The key is agent_id (str) , the value is a dict. The dict only contains one key “observation”, and its value is a list catenated by the order in 'observation_features' of gym_cfg.py
Format of the 'lane_speed', 'lane_vehicle_num' and 'classic' observations_values are described below:

# observation values:

# 'lane_speed' sample: [-2, -2, -2, -2, -2, -2, -2, -2, -2, -2, -2, -2, -2, -2, -2, -2, -2, -2, -2, -2, -2, -2, -2, -2]
# There are 24 lanes left. The order of their roads is defined in 'signal' part of roadnet file
# the order is :inroad0lane0, inroad0lane1, inroad0lane2, inroad1lane0 ... inroad3lane2, outroad0lane0, outroad0lane1 ...
# Note that, [lane0, lane1, lane2] indicates the [left_turn lane, approach lane, right_turn lane] repespectively of the corresponding road.
# The order of roads are determined clockwise.
# If there is a -1 in the signal part of roadnet file (which indicates this road doesn't exist), then the returned observation of the corresponding lanes on this road are also 3 -1s.
# -2 indicating there's no vehicle on this lane

# 'lane_vehcile_num' sample [0, 0, 0, 0, 0, 0, 0, 0, 0, 0, 0, 0, 0, 0, 0, 0, 0, 0, 0, 0, 0, 0, 0, 0,]
# There are 24 lanes left.
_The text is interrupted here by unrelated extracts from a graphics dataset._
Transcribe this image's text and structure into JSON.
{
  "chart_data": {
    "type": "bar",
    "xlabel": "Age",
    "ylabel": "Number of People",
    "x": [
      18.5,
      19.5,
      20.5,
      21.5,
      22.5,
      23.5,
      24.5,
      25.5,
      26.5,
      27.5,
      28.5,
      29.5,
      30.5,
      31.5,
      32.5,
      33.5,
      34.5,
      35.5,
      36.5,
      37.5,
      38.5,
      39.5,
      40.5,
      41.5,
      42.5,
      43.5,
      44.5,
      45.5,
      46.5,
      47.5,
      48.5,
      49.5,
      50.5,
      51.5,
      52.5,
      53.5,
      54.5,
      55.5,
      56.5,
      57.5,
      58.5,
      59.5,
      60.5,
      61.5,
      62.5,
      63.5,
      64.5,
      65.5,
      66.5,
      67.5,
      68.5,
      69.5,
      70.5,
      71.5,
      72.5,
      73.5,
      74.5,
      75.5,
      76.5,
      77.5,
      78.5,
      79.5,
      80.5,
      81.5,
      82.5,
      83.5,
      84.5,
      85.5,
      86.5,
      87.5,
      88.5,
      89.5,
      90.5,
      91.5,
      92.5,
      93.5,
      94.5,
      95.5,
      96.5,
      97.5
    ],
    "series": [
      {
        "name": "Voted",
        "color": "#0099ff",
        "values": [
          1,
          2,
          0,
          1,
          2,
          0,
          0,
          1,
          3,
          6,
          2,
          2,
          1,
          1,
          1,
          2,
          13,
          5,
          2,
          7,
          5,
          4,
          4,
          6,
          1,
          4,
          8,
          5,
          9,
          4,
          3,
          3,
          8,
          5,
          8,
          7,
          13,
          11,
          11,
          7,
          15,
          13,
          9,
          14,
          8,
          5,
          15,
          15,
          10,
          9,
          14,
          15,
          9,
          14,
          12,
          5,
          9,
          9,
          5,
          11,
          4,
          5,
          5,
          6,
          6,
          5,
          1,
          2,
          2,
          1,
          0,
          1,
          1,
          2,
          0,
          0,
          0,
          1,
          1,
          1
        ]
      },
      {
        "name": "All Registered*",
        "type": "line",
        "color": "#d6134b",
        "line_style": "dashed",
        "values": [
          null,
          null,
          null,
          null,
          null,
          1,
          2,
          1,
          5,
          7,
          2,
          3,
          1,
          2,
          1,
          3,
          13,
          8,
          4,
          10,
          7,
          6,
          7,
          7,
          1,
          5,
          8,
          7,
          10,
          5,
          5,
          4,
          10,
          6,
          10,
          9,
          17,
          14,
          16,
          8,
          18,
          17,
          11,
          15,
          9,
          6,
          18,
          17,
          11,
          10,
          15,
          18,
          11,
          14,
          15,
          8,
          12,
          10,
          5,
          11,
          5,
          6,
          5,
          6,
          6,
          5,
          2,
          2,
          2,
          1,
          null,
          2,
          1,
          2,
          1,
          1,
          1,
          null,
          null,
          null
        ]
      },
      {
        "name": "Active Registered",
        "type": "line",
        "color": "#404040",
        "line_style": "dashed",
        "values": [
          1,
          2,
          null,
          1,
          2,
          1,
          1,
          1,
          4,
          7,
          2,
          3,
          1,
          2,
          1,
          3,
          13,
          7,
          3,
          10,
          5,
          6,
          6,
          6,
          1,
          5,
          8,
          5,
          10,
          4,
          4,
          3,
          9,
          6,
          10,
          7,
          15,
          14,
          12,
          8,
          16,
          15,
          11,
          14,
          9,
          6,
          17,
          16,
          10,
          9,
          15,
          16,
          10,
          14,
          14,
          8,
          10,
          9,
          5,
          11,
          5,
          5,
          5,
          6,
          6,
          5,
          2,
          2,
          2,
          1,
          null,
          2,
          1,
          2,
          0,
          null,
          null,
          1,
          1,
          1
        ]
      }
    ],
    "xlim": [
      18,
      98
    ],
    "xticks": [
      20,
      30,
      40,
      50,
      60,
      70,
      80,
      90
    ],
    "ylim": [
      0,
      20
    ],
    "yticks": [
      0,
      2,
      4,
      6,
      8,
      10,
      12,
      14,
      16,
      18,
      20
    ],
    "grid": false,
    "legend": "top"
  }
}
The order of their roads is defined in 'signal' part of roadnet file
# the order is :inroad0lane0, inroad0lane1, inroad0lane2, inroad1lane0 ... inroad3lane2, outroad0lane0, outroad0lane1 ...
# If there is -1 in signal part of roadnet file, then the lane of this road is filled with three -1.
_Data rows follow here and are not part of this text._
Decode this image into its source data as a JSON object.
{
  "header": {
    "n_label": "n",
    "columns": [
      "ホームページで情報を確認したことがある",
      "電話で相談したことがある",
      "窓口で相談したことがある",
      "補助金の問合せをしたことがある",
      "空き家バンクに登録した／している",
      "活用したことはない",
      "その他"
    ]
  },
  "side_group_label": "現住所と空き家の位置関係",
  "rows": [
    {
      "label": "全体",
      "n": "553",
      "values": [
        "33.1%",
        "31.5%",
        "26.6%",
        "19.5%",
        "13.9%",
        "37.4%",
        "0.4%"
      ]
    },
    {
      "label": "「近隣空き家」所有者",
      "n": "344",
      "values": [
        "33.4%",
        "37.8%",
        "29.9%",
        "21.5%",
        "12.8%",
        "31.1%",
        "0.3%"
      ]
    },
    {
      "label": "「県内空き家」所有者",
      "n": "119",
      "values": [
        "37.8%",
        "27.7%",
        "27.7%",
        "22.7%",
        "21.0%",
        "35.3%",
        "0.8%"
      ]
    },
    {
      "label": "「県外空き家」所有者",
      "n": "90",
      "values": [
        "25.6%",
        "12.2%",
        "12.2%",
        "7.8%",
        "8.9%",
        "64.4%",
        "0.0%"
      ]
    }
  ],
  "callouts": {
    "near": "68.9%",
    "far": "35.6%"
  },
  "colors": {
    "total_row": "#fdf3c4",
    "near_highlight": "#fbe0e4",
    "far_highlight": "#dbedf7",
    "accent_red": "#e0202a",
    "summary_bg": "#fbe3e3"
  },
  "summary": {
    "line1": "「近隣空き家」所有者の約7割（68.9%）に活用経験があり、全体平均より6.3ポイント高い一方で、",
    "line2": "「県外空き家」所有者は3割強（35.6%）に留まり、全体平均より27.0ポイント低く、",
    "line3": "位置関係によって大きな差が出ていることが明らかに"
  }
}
# 'classic' sample: [1, 0, 0, 0, 3, 2, 1, 4, 1, 0, 0, 0, 1, 0, 0, 0]
# the first 8 values are the number of vehicles of left-turing and go-straight lanes ordered by the 'signal' part of roadnet file
# the last 8 values are the one-hot code indicates which lanes are available in last signal phase

rewards:

a dict
key is str
must implement in CBEngine_round3
{agent_id_1: reward_values_1, …, agent_id_n: reward_values_n}
Format of reward_values:
reward in rllib needs to be single values. We provide 2 types of rewards definition as demos, pressure and queue length , along with the old rewards.

# Sample Output
{
0: -0.5
}

Here is an illustration of the lane index in observation and reward.

info:

a dict
key is vehicle ID, values includes ‘distance’, ‘drivable’, ‘road’, ‘speed’ and ‘start_time’
{vehicle_id_1: vehicle_info_1, …, vehicle_id_m: vehicle_info_m}
env.set_info(1) to return a dictionary of vehicle information, otherwise, return an empty dictionary.
“route” and “t_ff” are removed from “vehicle_info” in final phase

0: # 0 is the vehicle ID
{
    "distance": [259.0], # The distance from this vehicle to the start point of current road.
    "drivable": [29301.0], # Current lane of this vehicle. Here 293 is the road segment ID, 01 indicates the middle lane (00 and 02 indicate inner and outer lanes respectively)
    "road": [293.0], # Current road of this vehicle.
    "speed": [0.0], # Current instantaneous speed of this vehicle.
    "start_time": [73.0], # Time of creation of this vehicle.
    },
...
}

dones:

a dict
{agent_id_1: bool_value_1, …, agent_id_n: bool_value_n}
Indicating whether the simulation of an agent is ended.

Simulation Reset

reset:

Reset the simulation
return a dict: observation
reset the engine

observation = env.reset()

Other interface

The following interfaces of simulation environment are also provided:

set_warning(flag):

env.set_warning(0): set flag as False to turn off the warning of invalid phases. The warning will be issued if a green phase to an inexistent lane.

set_log(flag):

env.set_log(0): set flag as False to turn off logs for a faster speed when training. Note that the score function will not work if the logging is turned off.

set_ui(flag):

env.set_ui(0): set flag as False to turn off visualization logs for a faster speed when training.

set_info(flag):

env.set_info(0): set flag as False to make info that returned from env.step to be None, which can make training faster.